De esa manera no hay agua potable y nadie recuerda la llamada Voluntad Hidráulica, aquellas presas por doquier, ríos desviados y deforestación para sembrar “pangola”. No hay luz eléctrica y no se menciona la Revolución Energética, la inversión millonaria en los grupos electrógenos y los “módulos de cocción” en un país sin recursos petroleros. Tampoco hay azúcar y nadie habla de que desmanteló los ingenios. Nadie quiere prestarle un peso a La Habana, y se olvida del “principio ético”: la deuda externa es inmoral e impagable.
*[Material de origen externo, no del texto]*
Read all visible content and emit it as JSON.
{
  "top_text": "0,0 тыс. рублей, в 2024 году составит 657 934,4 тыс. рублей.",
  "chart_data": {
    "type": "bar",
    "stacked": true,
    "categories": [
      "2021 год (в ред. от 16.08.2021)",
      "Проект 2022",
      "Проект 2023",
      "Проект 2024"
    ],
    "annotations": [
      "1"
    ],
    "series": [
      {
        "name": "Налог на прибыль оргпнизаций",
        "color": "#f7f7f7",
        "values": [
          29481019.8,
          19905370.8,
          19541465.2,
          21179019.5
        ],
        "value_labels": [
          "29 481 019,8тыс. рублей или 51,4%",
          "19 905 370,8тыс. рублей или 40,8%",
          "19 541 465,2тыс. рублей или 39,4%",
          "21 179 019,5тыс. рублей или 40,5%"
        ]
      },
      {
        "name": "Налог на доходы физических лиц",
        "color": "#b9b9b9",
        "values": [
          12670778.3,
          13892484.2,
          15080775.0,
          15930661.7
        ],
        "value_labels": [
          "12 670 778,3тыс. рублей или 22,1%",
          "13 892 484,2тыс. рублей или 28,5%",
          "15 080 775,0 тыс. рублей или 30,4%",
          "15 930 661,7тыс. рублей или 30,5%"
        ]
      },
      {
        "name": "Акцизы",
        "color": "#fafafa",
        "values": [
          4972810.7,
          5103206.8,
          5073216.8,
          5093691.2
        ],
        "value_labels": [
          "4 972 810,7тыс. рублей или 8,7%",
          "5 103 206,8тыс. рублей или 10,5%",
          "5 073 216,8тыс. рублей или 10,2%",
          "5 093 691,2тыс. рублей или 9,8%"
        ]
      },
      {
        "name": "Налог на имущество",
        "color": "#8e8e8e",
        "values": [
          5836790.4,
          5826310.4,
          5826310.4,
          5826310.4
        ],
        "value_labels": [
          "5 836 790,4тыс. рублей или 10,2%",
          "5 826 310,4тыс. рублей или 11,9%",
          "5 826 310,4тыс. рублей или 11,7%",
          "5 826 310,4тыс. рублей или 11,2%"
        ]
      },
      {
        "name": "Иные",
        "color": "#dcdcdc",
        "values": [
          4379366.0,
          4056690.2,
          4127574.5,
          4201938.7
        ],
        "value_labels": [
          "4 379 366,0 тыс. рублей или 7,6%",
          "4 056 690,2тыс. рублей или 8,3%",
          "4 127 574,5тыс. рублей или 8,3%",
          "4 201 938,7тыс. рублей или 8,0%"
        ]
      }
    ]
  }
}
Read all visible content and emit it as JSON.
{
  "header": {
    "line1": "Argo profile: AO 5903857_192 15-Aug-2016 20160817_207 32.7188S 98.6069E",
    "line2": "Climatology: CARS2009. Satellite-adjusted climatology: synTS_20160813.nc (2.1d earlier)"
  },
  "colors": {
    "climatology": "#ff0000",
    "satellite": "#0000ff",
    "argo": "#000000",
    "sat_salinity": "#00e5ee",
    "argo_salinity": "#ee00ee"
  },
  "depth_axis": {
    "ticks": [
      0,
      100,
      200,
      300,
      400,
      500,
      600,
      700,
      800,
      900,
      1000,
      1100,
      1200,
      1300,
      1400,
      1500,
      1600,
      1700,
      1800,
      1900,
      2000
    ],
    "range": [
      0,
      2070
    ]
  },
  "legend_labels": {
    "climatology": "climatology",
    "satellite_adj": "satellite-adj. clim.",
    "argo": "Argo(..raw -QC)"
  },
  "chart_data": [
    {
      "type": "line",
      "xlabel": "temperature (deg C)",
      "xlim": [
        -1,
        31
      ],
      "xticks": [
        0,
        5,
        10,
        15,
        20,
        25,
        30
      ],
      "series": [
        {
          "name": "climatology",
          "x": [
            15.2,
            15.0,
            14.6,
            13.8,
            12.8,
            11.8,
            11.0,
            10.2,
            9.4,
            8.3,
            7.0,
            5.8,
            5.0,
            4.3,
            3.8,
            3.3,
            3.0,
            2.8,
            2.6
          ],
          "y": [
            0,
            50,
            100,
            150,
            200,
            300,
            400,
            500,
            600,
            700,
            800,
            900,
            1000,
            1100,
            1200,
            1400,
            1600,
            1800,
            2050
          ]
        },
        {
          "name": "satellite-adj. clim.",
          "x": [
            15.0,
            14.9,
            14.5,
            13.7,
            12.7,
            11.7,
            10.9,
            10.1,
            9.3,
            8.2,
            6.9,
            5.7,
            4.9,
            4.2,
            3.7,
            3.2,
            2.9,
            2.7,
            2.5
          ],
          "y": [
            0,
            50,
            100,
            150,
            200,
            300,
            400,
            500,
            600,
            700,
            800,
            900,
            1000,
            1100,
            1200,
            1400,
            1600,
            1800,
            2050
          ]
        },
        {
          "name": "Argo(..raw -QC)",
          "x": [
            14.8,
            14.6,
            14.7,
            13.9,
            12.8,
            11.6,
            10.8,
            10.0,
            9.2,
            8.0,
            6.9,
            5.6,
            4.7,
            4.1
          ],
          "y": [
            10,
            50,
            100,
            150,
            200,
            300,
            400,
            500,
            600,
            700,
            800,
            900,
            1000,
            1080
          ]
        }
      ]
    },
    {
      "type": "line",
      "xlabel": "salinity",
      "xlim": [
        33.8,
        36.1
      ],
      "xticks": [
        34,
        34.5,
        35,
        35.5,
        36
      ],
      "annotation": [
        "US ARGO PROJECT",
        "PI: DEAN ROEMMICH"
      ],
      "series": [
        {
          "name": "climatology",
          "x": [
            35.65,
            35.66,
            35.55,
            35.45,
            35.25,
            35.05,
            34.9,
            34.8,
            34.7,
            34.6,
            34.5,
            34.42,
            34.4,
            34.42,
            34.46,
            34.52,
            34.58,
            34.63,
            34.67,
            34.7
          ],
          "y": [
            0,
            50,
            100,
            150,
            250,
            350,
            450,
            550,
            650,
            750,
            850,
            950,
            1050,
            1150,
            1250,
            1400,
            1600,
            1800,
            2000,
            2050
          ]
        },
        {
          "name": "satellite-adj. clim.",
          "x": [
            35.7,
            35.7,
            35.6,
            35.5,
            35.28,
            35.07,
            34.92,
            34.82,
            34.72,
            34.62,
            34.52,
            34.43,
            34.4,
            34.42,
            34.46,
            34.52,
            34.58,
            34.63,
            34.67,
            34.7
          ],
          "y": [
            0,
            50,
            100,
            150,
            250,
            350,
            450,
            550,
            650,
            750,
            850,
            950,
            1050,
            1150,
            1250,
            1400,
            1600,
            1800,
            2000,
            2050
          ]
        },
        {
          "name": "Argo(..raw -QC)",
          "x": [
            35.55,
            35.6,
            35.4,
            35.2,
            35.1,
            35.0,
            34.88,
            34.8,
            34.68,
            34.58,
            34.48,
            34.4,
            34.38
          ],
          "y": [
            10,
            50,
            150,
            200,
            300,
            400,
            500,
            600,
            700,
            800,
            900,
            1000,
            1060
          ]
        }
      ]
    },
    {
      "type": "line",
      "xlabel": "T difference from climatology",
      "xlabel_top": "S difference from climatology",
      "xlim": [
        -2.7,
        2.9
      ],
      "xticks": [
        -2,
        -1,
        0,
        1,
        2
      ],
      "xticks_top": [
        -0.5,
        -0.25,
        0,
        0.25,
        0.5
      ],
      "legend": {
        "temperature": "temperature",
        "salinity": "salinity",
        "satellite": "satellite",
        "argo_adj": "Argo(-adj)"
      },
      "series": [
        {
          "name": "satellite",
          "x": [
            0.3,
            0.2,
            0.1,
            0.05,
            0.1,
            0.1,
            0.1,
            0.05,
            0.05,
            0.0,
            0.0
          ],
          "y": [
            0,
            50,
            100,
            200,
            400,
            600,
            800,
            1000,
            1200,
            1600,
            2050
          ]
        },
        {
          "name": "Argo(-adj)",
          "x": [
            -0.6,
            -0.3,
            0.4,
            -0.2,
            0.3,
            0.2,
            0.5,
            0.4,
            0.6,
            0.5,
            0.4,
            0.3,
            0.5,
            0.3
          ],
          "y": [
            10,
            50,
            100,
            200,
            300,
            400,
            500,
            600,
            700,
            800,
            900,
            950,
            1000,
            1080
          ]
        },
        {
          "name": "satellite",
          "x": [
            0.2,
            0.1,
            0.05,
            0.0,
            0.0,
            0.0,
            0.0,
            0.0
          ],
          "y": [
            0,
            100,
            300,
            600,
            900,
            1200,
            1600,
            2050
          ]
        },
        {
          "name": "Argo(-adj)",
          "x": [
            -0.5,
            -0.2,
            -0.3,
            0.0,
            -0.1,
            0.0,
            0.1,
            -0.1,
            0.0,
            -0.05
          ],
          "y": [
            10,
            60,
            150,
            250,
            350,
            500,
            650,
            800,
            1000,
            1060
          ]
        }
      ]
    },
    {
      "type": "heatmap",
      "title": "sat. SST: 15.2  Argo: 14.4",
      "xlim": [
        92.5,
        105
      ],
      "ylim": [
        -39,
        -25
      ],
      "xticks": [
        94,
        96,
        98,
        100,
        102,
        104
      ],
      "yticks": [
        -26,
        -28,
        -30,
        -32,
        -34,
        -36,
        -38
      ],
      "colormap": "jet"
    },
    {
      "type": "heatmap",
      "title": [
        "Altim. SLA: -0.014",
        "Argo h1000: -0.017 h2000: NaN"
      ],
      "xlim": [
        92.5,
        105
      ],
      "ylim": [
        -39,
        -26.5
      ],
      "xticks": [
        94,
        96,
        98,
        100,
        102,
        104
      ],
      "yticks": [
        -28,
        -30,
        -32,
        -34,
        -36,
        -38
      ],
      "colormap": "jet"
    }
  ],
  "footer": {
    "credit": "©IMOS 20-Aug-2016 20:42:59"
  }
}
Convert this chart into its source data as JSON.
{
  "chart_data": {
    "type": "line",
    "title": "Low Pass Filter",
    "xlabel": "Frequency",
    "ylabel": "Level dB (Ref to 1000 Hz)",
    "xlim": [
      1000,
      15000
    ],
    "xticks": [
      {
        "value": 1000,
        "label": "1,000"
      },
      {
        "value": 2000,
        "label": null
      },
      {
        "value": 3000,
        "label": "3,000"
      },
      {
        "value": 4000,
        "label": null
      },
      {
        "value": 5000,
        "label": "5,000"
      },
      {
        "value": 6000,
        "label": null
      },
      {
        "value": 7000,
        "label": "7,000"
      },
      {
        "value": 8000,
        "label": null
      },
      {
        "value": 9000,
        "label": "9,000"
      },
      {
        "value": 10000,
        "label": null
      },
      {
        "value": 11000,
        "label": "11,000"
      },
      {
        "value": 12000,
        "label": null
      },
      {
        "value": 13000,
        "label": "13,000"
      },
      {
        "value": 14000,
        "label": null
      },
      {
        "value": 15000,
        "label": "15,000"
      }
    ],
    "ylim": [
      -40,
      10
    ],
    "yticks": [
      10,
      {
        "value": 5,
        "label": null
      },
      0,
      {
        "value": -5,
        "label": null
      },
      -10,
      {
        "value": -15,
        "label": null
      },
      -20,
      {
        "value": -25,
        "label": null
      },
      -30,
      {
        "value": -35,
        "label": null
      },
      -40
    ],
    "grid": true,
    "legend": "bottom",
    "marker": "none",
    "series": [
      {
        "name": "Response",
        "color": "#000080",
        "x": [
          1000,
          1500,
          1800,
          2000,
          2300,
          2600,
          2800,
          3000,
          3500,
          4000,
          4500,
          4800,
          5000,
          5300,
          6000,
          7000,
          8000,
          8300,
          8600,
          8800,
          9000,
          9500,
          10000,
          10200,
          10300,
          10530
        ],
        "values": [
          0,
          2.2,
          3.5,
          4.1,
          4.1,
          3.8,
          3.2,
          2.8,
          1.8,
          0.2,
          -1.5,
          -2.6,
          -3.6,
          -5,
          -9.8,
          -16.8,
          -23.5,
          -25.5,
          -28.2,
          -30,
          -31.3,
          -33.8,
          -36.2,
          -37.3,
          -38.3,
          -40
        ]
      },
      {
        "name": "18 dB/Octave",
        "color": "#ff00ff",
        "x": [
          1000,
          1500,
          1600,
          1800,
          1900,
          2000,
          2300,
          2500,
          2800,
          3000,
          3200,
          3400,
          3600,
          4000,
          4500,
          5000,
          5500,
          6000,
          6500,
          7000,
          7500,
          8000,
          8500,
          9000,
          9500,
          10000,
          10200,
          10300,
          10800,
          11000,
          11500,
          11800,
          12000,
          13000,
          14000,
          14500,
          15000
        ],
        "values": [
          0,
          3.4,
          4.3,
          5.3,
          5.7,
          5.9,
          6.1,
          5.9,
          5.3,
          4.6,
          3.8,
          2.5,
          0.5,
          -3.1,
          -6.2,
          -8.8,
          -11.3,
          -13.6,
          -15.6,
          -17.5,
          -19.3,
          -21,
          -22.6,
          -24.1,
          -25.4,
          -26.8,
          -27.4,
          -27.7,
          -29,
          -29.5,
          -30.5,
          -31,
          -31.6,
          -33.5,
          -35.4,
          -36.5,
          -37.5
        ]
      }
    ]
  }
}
En fin, la larga lista necesitaría varios volúmenes. 

El experimento continuista tiene una crisis enorme de valores y proyectos, precisamente porque el manual de sobrevivencia que el Difunto Líder dejó es eso, y nada más: amanecer al día siguiente. Si decimos que los continuistas no lo han intentado, imitándolo, mentiríamos. Allá va el Designado después del ciclón a prometer agua, y caminos, como su coterráneo Gerardo Machado, rodeado de guardaespaldas en uniformes verdeolivo -de paso también se ha puesto una banderita roja y negra sobre los hombros para darse legitimidad. Y por acá el rollizo ministro, casco blanco, mueca de disgusto, y la misma planta reparada la pasada semana.

La narrativa necrofílica ha llegado a un nivel de manicomio, y aún falta mucho por ver. Junto con la represión y la ausencia de “cambiar todo lo que debe ser cambiado”, el año que viene ya se anuncia como el Jubileo del Comandante. Jubileo es una vieja tradición cristiana para el encuentro y la renovación de la fe. Justamente lo que anuncian la Continuidad en la Isla: encuentro en la oscuridad -literal y metafórica- y la renovación del perdón de todos los pecados al Difunto Líder.